Links vooraan staat een witte vleugel te pronken op een witte cirkelvormige vloer, rechts achter hangt een goudkleurig, half transparant toneelgordijn. Her en der staan windmachines klaar. Alleen een rookmachine mankeert nog. En dan is er nog die extra actrice, Sara Lâm. Ze komt al op van in het begin. Op een verhaal na over ouders die fout waren in de oorlog (met bijhorende schuldbekentenis en excuses, zoals dat hoort) staat ze er maar zo’n beetje bij. Haar rol schuilt helemaal in het kostuum dat ze draagt: een kinky lederen pak met veel rijgkoorden dat haar boezem prominent naar voren duwt. Fouter kan het niet. Tenzij ze een stoere Walküre voorstelt?

Dat blijkt het geval. Paulissens filippica tegen Wagner is nog niet koud of het gezelschap stort zich met overgave (en veel ironische overdrijving) op de vertolking van ‘Die Walküre’, met de muziek zelf als extra personage. Ook nu zijn er fake-reacties van het publiek: de vrijscène op het podium tussen Sieglinde en Siegmund wordt beantwoord met hitsig gesteun en gekreun in de zaal. Kostelijk om te zien. De oefening demonstreert mooi hoe de opera ‘werkt’: hoe de muziek de handeling zowel ondersteunt en versterkt, als de subtekst levert. Het gezelschap vond zelfs een ingenieus-komische oplossing om de klankband drastisch in te korten tot het uur dat hun voorstelling nog duurt.

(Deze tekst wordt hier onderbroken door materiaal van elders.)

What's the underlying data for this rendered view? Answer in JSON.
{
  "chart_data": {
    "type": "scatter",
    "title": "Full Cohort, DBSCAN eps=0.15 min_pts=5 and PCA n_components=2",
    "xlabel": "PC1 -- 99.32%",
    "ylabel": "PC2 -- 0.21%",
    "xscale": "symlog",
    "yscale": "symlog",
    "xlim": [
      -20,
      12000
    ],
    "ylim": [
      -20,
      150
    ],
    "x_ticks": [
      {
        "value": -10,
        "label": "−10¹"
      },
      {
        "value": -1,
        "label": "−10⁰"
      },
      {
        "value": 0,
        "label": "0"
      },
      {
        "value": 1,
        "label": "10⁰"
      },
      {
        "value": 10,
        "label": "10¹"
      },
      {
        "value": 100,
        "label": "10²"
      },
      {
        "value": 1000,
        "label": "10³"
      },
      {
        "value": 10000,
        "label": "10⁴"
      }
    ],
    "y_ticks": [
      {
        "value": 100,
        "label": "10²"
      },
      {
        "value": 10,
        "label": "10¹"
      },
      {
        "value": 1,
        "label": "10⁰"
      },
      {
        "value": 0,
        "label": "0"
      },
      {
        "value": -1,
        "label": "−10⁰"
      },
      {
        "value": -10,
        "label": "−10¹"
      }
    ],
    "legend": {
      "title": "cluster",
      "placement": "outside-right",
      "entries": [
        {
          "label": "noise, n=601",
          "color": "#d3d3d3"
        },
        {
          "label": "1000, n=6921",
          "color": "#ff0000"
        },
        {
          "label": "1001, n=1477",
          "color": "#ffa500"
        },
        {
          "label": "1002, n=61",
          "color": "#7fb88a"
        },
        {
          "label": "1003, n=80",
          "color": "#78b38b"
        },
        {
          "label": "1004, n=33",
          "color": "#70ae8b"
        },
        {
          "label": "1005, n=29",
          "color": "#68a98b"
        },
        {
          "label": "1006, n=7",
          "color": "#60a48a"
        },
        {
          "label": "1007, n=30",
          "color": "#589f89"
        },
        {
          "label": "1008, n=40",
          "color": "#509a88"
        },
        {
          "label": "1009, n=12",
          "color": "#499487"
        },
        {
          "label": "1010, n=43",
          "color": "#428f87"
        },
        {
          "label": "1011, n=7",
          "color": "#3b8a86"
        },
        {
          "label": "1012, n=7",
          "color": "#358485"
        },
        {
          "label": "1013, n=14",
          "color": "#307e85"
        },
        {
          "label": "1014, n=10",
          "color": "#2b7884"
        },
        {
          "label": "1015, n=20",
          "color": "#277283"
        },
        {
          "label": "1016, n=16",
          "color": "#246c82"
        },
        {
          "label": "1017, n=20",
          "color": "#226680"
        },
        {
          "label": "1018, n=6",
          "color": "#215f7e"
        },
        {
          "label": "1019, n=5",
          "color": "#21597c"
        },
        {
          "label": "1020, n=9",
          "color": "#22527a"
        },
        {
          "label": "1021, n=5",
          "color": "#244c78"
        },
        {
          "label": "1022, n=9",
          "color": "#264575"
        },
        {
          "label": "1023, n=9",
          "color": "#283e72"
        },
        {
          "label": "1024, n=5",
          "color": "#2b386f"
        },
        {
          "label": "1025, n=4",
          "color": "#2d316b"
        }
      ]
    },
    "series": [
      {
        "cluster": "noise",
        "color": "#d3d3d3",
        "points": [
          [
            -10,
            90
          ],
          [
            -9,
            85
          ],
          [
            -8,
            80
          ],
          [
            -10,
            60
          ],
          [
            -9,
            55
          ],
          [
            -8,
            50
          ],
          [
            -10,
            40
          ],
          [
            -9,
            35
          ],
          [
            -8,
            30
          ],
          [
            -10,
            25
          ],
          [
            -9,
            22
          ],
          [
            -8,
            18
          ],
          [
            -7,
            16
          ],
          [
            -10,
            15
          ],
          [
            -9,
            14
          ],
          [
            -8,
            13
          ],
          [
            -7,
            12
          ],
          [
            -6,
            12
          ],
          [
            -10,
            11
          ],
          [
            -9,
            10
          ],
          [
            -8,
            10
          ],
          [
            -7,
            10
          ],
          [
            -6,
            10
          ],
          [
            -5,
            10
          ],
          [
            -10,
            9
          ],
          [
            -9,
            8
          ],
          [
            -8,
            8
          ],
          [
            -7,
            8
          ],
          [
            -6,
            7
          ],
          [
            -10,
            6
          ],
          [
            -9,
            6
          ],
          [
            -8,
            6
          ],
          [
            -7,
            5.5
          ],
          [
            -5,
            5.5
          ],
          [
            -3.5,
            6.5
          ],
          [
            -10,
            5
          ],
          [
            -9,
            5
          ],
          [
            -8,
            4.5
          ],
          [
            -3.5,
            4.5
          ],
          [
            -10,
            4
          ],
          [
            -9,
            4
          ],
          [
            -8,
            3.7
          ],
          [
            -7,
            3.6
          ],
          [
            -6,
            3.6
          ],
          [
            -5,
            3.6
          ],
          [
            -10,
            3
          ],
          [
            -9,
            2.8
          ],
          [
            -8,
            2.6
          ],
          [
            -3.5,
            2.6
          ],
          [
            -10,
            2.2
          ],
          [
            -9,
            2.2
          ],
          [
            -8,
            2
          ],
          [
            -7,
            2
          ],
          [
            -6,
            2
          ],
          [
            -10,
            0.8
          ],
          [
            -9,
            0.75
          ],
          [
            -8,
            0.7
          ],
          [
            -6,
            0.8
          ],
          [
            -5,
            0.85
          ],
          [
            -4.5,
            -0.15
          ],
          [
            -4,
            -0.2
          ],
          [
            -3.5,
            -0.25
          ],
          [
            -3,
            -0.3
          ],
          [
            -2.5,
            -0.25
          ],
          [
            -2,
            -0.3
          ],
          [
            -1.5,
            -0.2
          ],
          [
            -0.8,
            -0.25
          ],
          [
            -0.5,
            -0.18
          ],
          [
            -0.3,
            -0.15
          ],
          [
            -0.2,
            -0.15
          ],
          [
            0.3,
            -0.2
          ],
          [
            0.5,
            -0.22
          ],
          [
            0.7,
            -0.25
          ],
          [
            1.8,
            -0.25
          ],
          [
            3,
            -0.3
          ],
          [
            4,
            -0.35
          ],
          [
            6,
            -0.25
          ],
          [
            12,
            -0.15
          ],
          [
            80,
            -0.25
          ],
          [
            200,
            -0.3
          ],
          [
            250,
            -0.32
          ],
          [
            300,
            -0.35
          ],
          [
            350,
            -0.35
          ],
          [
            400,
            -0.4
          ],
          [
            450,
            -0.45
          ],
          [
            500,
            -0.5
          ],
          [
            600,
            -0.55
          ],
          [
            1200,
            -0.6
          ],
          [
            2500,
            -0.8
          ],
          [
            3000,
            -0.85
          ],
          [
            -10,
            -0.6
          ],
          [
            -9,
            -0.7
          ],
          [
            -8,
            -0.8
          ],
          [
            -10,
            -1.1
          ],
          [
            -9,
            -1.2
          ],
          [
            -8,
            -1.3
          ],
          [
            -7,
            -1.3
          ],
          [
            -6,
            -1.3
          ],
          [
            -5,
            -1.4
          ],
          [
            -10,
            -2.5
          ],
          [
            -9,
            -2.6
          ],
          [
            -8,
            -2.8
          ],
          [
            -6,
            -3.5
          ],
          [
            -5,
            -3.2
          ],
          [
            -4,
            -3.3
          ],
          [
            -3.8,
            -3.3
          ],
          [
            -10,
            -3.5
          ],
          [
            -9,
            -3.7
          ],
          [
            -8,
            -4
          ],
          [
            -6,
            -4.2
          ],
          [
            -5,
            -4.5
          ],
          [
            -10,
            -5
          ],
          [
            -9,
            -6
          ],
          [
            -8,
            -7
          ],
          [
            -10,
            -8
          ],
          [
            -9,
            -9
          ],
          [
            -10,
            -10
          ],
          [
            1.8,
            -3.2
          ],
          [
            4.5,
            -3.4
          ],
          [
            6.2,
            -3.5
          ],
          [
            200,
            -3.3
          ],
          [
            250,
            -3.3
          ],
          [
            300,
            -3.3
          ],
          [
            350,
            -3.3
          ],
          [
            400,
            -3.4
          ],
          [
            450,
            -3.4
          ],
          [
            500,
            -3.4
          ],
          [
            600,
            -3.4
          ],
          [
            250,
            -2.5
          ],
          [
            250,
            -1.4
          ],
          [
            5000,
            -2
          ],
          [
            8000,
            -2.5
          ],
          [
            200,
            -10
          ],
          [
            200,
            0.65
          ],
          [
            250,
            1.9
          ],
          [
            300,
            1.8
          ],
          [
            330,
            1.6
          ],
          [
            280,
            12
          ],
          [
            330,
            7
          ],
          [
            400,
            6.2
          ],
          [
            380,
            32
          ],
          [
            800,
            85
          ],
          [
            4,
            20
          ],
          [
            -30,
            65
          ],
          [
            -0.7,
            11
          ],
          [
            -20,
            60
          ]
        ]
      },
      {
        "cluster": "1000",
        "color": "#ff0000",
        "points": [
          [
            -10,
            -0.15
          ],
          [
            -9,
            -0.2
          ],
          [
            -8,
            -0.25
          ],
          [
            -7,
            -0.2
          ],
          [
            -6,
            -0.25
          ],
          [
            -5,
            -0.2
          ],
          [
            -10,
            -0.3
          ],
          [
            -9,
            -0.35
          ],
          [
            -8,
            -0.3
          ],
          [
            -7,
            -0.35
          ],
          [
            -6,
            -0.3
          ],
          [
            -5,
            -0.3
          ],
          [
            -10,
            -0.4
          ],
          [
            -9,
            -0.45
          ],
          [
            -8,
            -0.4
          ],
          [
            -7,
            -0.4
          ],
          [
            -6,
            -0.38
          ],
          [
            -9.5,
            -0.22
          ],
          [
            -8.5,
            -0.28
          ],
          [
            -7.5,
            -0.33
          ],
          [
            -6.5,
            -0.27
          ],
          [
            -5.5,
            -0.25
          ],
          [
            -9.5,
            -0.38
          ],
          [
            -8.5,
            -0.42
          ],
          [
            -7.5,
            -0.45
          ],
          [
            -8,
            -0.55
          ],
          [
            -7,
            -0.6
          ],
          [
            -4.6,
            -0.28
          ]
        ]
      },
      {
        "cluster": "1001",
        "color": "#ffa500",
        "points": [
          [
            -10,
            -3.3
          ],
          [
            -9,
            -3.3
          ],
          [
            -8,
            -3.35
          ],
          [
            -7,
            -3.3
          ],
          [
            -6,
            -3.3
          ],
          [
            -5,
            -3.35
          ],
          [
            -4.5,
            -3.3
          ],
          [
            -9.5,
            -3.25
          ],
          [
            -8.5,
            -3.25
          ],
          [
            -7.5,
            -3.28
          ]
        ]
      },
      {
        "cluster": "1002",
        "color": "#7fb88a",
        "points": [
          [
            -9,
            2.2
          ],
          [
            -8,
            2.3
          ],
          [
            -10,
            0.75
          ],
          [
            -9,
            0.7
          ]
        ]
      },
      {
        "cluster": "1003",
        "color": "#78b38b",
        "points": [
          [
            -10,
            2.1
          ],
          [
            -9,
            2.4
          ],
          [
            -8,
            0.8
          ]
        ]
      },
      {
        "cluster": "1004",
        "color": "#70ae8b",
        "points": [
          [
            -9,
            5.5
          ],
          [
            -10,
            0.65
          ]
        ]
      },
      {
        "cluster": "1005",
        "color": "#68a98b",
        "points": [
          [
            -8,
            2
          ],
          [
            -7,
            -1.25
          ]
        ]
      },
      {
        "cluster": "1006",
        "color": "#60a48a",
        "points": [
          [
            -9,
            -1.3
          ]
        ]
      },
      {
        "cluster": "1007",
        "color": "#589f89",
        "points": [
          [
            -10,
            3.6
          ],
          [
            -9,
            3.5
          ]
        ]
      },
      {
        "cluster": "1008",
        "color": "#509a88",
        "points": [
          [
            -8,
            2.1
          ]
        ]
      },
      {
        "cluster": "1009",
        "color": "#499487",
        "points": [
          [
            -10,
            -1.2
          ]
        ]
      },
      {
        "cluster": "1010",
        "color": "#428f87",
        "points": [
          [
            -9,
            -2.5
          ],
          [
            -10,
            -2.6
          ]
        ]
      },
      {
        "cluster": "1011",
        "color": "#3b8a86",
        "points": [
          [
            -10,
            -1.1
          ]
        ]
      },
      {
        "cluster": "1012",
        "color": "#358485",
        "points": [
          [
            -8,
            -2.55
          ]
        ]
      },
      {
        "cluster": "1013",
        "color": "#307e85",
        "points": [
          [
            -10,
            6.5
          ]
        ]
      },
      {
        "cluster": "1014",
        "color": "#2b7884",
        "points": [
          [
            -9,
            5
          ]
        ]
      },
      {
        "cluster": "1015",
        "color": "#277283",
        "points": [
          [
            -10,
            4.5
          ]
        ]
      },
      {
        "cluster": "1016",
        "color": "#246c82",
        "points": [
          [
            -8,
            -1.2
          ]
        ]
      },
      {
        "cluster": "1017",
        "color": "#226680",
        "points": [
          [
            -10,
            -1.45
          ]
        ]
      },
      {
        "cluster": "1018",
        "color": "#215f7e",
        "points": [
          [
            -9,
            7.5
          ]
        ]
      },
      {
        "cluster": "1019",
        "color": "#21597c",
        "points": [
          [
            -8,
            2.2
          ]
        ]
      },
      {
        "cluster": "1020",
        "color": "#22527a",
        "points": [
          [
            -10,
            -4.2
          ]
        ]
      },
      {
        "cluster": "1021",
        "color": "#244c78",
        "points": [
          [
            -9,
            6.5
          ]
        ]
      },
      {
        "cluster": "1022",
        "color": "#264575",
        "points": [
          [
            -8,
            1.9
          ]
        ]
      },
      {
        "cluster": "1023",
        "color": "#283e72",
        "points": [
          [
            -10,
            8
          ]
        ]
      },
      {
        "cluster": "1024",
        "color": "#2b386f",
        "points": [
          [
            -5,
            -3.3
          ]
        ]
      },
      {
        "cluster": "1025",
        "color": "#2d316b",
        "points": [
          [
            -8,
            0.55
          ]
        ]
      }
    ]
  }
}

Een uur is echter ook best lang als je moet kijken naar acteurs die aria’s lippen terwijl ze pathetische gebaren maken. De voorstelling loopt voortdurend op de dunne grens tussen bewondering voor – of nieuwsgierigheid naar – wie Wagner is en een sceptische, wat lacherige ironie. In dit tweede deel krijg je de synopsis van het verhaal ook niet meer mee, zodat behoorlijk wat scènes bepaald bizar moeten overkomen als je het verhaal niet kent. Daardoor ‘lukt’ dit tweede deel niet helemaal. Het bewijst wel andermaal dat een toneelmaker zich inderdaad – op welke wijze dan ook – te verhouden heeft tot de Duitse totaalkunstenaar. Al is de kans klein dat de halve wereld daar nog voor in zwijm valt zoals destijds.